MultiChain Abnormal Transfers Have The Markings Of A Rug Pull, Chainalysis Suggests

The "abnormal withdrawals" amounting to approximately $126 million in cryptocurrency from the cross-chain bridge protocol MultiChain could have been an internal rug pull, according to blockchain security and analytics firm Chainalysis.

"On July 6, 2023, cross-chain bridge protocol Multichain experienced unusually large, unauthorized withdrawals in what appears to be a hack or rug pull by insiders," Chainalysis said in a new blog post.

Considered one of the biggest cryptocurrency hacks on record, malicious actors moved around $126 million – consisting of $30.9 million in WBTC, $13.6 million in wETH, and $57 million in USDC – and "$120 million" of it came from Multichain's Fantom bridge, according to Chainalysis.

While the blockchain security firm has not yet released the reason behind the multi-million hack, it toyed with the possibility that "the attacker gained control of Multichain's MPC keys in order to pull off this exploit."

"Multichain's exploit is potentially the result of administrator keys being compromised. While it's possible those keys were taken by an external hacker, many security experts and other analysts think this exploit could be an inside job or rug pull, due in part to recent issues suffered by Multichain," the firm noted.

In May, MultiChain's CEO, known by the name Zhaojun, disappeared as the team revealed they couldn't reach the executive. It restricted them from doing the necessary preventive maintenance on the platform because only the CEO holds the keys to access the servers.

There were rumors that the CEO was arrested in China and the government seized around 41.5 billion of the protocol's smart contract funds.

Following MultiChian's announcement, the team suspended cross-chain operations of Kekchain, PublicMint, Dyno Chain, Red Light Chain, Dexit, Ekta, HPB, ONUS, Omax, Findora and Planq.

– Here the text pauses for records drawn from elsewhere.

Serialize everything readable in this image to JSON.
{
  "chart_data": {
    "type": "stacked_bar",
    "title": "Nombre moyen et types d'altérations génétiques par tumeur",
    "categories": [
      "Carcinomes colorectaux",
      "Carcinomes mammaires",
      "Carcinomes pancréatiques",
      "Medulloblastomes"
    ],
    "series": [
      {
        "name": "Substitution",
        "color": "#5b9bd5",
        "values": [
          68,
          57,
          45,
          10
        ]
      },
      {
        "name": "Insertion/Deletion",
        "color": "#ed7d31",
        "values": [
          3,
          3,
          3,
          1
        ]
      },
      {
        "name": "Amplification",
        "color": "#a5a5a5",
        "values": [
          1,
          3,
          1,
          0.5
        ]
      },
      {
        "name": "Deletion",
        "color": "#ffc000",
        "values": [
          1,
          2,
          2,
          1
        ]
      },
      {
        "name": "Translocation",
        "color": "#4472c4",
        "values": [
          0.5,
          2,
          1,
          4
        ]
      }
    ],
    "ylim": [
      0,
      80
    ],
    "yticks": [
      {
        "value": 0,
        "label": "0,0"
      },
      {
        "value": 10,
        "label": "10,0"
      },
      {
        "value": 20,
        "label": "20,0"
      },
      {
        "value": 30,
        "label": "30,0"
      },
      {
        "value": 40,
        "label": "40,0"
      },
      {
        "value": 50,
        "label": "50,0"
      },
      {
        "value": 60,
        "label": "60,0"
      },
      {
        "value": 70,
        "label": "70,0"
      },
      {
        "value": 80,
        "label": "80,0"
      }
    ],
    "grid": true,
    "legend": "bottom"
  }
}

The CEO's disappearance also resulted in delays in transactions and several other technical issues that triggered Binance, the world's largest crypto exchange platform by trading volume, to end its support for several tokens bridged on MultiChain from July 7.

Stablecoin issuers Tether and Circle immediately froze crypto assets moved by malicious actors. Circle froze around $63.2 million in USD Coin (USDC), while Tether froze more than $2.5 million in USDT from MultiChain suspicious addresses.

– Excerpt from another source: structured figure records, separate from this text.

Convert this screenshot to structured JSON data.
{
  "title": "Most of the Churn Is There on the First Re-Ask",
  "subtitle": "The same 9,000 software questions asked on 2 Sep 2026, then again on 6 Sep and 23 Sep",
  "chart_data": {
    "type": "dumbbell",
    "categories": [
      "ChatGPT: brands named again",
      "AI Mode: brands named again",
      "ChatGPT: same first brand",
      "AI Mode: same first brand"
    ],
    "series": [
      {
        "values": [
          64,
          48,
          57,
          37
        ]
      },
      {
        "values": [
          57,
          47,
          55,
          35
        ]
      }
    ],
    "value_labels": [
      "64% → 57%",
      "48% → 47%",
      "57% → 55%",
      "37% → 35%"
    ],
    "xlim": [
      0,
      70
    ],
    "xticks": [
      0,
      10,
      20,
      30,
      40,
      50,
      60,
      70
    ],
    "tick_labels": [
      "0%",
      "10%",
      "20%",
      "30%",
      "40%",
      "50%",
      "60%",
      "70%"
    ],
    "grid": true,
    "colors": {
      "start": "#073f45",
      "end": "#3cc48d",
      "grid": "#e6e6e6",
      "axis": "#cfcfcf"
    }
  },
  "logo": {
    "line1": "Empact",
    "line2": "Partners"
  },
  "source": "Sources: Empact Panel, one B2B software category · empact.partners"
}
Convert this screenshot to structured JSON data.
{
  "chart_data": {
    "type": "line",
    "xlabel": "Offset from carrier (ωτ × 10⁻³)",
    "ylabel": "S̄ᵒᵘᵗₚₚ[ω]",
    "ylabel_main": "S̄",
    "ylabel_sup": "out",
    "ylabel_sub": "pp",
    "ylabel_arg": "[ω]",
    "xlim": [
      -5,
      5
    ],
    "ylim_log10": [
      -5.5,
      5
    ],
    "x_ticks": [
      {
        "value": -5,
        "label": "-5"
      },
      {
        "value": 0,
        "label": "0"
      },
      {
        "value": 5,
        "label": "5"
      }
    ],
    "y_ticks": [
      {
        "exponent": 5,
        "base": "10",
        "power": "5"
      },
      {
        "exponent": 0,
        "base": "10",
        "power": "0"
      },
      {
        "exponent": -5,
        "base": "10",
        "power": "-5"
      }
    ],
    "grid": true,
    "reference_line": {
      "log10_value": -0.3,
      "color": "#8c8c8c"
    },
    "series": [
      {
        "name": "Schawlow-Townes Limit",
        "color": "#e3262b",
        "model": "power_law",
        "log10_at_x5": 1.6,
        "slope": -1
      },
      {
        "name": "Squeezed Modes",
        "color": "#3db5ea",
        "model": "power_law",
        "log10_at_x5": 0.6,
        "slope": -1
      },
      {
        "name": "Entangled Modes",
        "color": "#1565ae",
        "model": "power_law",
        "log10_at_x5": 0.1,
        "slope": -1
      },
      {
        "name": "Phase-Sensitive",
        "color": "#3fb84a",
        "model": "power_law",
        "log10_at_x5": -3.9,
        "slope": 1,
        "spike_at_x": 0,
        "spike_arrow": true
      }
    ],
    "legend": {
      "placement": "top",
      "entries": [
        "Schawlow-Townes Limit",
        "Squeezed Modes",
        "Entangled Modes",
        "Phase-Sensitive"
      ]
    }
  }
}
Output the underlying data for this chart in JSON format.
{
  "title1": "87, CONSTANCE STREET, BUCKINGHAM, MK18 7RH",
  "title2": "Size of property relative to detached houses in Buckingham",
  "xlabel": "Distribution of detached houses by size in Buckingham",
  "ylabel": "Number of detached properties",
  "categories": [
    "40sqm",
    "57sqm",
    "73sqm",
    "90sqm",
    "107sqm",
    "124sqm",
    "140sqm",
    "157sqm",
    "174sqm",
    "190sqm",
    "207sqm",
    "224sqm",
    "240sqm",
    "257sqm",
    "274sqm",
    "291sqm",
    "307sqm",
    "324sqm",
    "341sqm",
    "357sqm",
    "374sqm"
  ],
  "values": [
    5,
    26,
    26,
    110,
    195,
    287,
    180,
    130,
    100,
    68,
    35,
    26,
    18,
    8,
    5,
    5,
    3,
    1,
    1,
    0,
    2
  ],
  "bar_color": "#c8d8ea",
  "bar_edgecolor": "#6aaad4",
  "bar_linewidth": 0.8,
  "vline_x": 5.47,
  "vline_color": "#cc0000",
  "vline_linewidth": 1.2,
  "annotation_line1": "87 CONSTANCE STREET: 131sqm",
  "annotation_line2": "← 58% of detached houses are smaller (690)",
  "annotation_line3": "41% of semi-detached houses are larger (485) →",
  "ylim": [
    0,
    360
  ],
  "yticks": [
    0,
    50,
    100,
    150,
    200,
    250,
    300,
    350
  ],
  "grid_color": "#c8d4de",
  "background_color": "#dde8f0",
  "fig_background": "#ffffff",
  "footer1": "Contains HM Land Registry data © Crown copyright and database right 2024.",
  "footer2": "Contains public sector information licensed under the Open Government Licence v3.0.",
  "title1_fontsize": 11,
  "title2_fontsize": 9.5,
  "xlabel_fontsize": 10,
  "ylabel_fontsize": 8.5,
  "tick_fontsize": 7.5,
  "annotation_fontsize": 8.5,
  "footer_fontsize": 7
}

Chainalysis suggests that because of the hack, the protocol should undergo an audit to identify which parts are controlled by external addresses, which makes it vulnerable to attacks.

"While the MultiChain hack appears to have been the result of keys being compromised rather than faulty code, reputable audit reports often explicitly identify which parts of protocols are controlled by external addresses and therefore vulnerable to private key theft, which may help users better assess risk," the blockchain security and analytics firm said.